NORTH Melbourne re-emerged as a contender to draft Ben Cousins, only to be thwarted three days ago by the club's major sponsor, Mazda.
The Age understands that Kangaroos chief executive Eugene Arocca contacted the club's major backer this week in the knowledge that the AFL would give Cousins the green light to play again, only to be told that Mazda had serious issues with the 2005 Brownlow medallist.
As a result, and coupled with the fact that Brisbane has become cold on the idea of drafting the former champion midfielder, who confessed that he had been a drug addict for 10 years, St Kilda looks almost certain to be the only club offering Cousins a home in the AFL.
The St Kilda board will meet on Tuesday and will make a decision whether or not to put Cousins on its list. The Saints are the only AFL club to have seriously investigated the prospect of drafting Cousins and have spoken with him several times about his commitment to the game and his health issues.
Cousins was in Melbourne yesterday to attend the funeral of a close friend and has indicated he will nominate for the national draft, despite the "onerous" conditions placed upon him by the AFL Commission.
The commission has set in place a severe drug-testing regime that includes up to three urine tests a week and four hair-follicle tests a year.
Cousins is also expected to be target-tested for performance-enhancing drugs by the Australian Sports Anti-Doping Authority, the national agency enlisted by the AFL to test players for drugs.
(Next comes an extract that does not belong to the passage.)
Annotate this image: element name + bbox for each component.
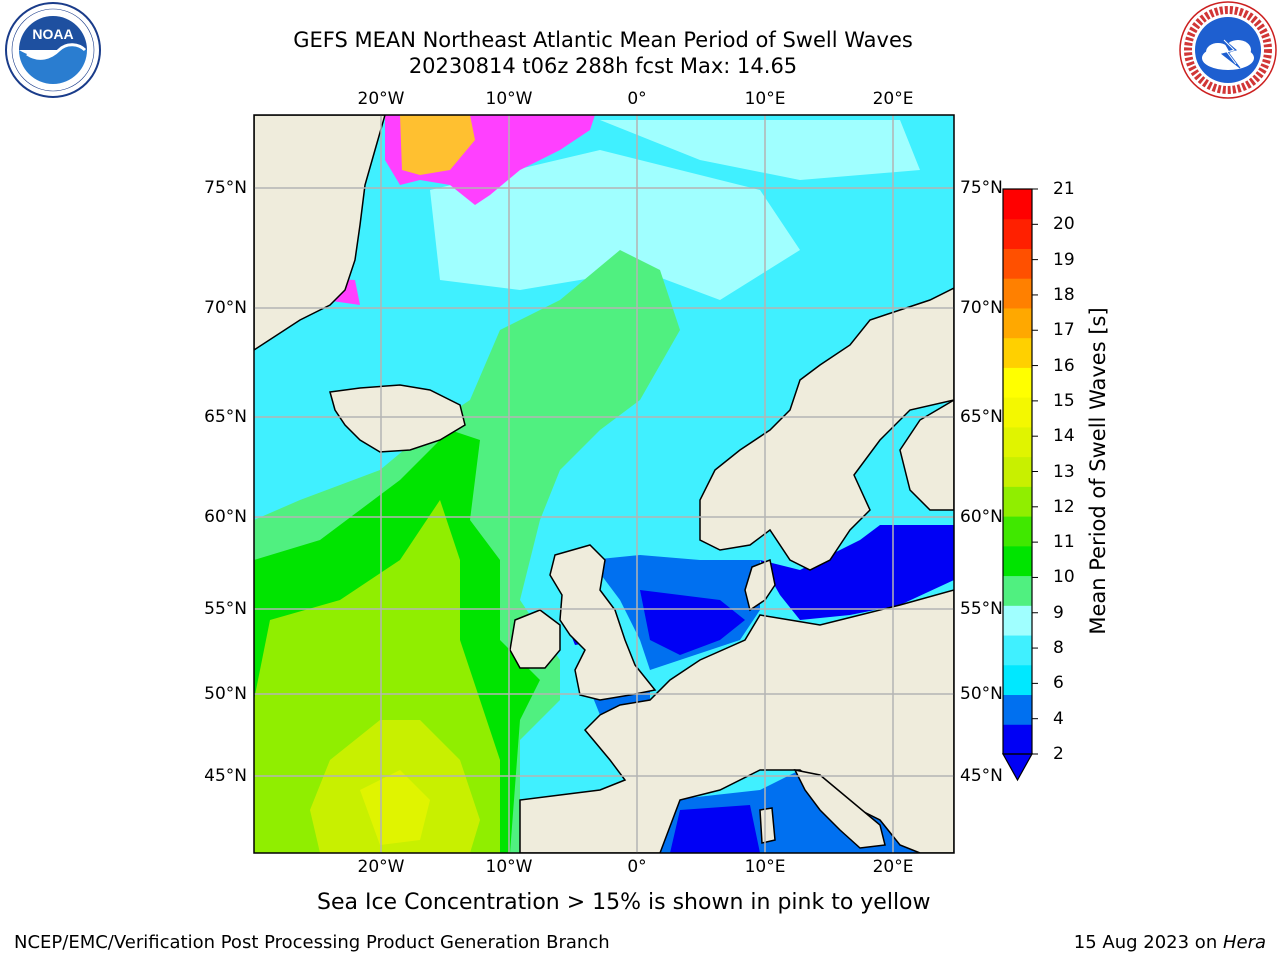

North Melbourne signed a new deal with Mazda, extending its relationship with the motor vehicle company in a deal estimated at $1.8 million a year. However, as part of the deal, Mazda had stipulated a specific drug and alcohol abuse clause, which is understood to have not yet been finalised.
Despite the Kangaroos' denials, which came from Arocca six days ago, the club's football department boss, Donald McDonald, is believed to have spoken several times with Cousins' manager Ricky Nixon about the possibility of recruiting Cousins a prospect also entertained by coach Dean Laidley and one which was only decisively abandoned yesterday.
Arocca is understood to have told the football department he would not take the Cousins question to next week's board meeting after the talks with Mazda.
"The North Melbourne Football Club has said all along we were not going to draft Ben. Nothing has changed in that regard," Arocca said.
When pressed regarding the Mazda talks, he said: "They were overwhelmingly uncomfortable with drafting Ben, and we have no problems with that."
Mazda sources told The Age it regarded the potential downside of recruiting a player with Cousins' issues as a major risk to North Melbourne.